“サツマイモ”が熱い。品種改良が進んでおいしくなり、さらに焼きいも専門店が「冷やし焼きいも」「焼きいもパフェ」といったメニューを開発。1年を通して楽しめるようになったことで、第4次ともいわれるブームに火がついた。ところが、進化生物学者の宮竹貴久さんは「じつは、肝心のサツマイモの栽培に危機が迫っています。この事実はもっと広く知られてほしい」という──。
日本発「焼きいも」ブームが世界を席巻…
「焼きいも」がいま、空前のブームになっている。しかし、その焼きいもが日本で食べられなくなるかもしれない、と言ったら驚くだろうか。
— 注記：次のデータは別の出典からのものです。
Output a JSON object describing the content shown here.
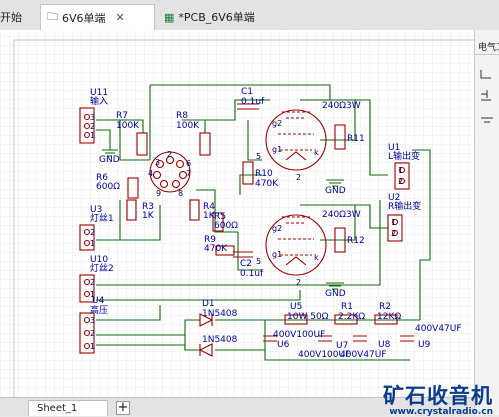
{
  "tabs": [
    {
      "label": "开始"
    },
    {
      "label": "6V6单端"
    },
    {
      "label": "*PCB_6V6单端"
    }
  ],
  "right_panel": {
    "label": "电气工"
  },
  "sheet": {
    "tab_label": "Sheet_1",
    "add_label": "+"
  },
  "watermark": {
    "title": "矿石收音机",
    "url": "www.crystalradio.cn"
  },
  "schematic": {
    "u11": {
      "name": "U11",
      "sub": "输入"
    },
    "r7": {
      "name": "R7",
      "value": "100K"
    },
    "r8": {
      "name": "R8",
      "value": "100K"
    },
    "c1": {
      "name": "C1",
      "value": "0.1uf"
    },
    "tube1_label": "240Ω3W",
    "tube2_label": "240Ω3W",
    "r11": {
      "name": "R11"
    },
    "r12": {
      "name": "R12"
    },
    "r10": {
      "name": "R10",
      "value": "470K"
    },
    "r9": {
      "name": "R9",
      "value": "470K"
    },
    "r6": {
      "name": "R6",
      "value": "600Ω"
    },
    "r5": {
      "name": "R5",
      "value": "600Ω"
    },
    "r3": {
      "name": "R3",
      "value": "1K"
    },
    "r4": {
      "name": "R4",
      "value": "1K"
    },
    "c2": {
      "name": "C2",
      "value": "0.1uf"
    },
    "u3": {
      "name": "U3",
      "sub": "灯丝1"
    },
    "u10": {
      "name": "U10",
      "sub": "灯丝2"
    },
    "u4": {
      "name": "U4",
      "sub": "高压"
    },
    "u1": {
      "name": "U1",
      "sub": "L输出变"
    },
    "u2": {
      "name": "U2",
      "sub": "R输出变"
    },
    "d1": {
      "name": "D1",
      "value": "1N5408"
    },
    "d2": {
      "value": "1N5408"
    },
    "u5": {
      "name": "U5",
      "value": "10W 50Ω"
    },
    "r1": {
      "name": "R1",
      "value": "2.2KΩ"
    },
    "r2": {
      "name": "R2",
      "value": "12KΩ"
    },
    "u6": {
      "name": "U6",
      "value": "400V100UF"
    },
    "u7": {
      "name": "U7",
      "value": "400V100UF"
    },
    "u8": {
      "name": "U8",
      "value": "400V47UF"
    },
    "u9": {
      "name": "U9",
      "value": "400V47UF"
    },
    "gnd": "GND",
    "pins": {
      "n1": "1",
      "n2": "2",
      "n3": "3",
      "n4": "4",
      "n5": "5",
      "n6": "6",
      "n7": "7",
      "n8": "8",
      "n9": "9"
    },
    "tube_pins": {
      "g1": "g1",
      "g2": "g2",
      "a": "a",
      "k": "k",
      "f": "f"
    }
  },
  "colors": {
    "wire": "#0b6b0b",
    "component": "#a00000",
    "text": "#0000aa",
    "canvas": "#ffffff",
    "grid": "#d8d8d8",
    "watermark": "#0a3d8f"
  }
}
焼きいもブームが加速したのは、ここ3~4年のことだろう。サツマイモは品種改良が進み、甘い、甘い焼きいもが売れっ子となった。都内でも専門店が次々出店している。
国内だけではない。サツマイモはいまやシンガポール、香港、台湾、マレーシア、タイなど、東南アジアのみならず、欧米諸国でも「日本で品種改良されたサツマイモは、とくにとても甘くておいしい」と、すごい人気だという。
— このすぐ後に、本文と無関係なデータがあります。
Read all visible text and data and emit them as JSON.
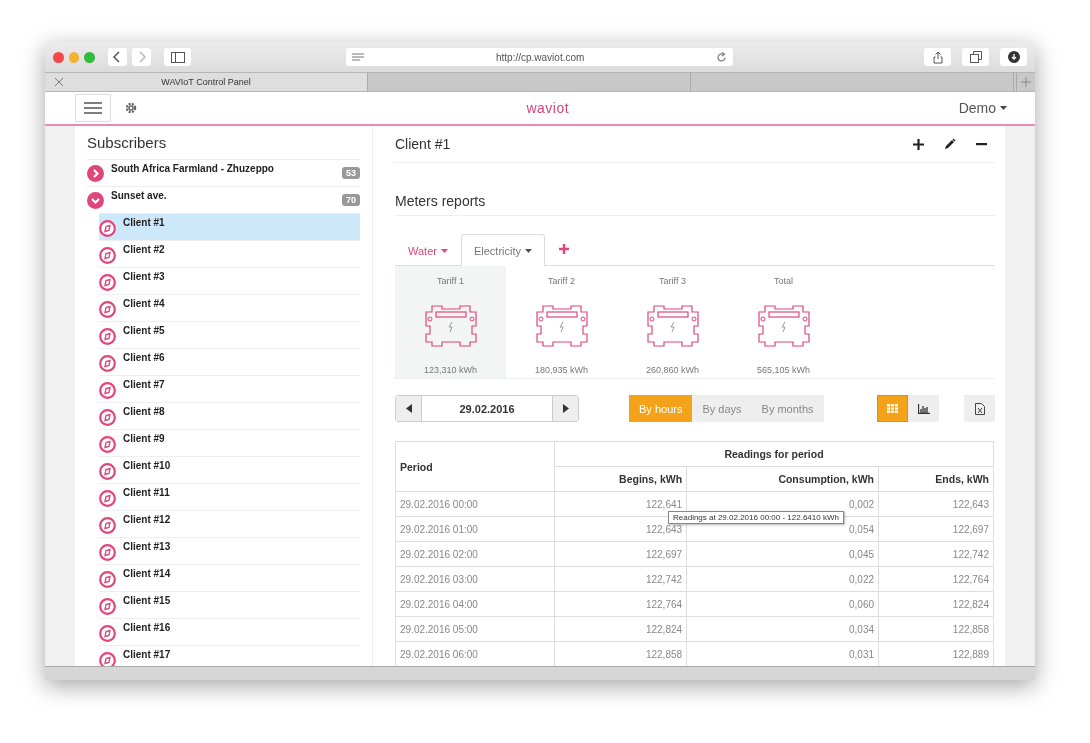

九州、四国、本州の生産地でイモを作る農家の士気は上がるばかりだ。サツマイモ輸出で年商20億円という記事も見かける。コロナ禍が明けた今、農林水産省もサツマイモの海外輸出戦略に力を入れている(1)。
「いないはず」の害虫が静岡県で発見される
そんな矢先、空前絶後のサツマイモブームに水を差しかねない事態が起きた。
2022年10月28日、静岡県が「アリモドキゾウムシの県内初確認について」というプレスリリースを出したのだ。翌週31日には、中日新聞がWeb版で「サツマイモ害虫、県内で初の確認 アリモドキゾウムシ」という記事を掲載した。浜松市の農産物販売店でゾウムシが見つかり、市内の一部地域に分散したようだ。
僕はかつて、南西諸島でこのゾウムシの根絶事業に携わった経験がある。そんな僕も含め、全国の関係者がこの報道に大きな衝撃を受けた。
南方からの侵入を警戒していた九州ではなく、いきなり東海地方で“いないはず”のサツマイモの大害虫が見つかったのである。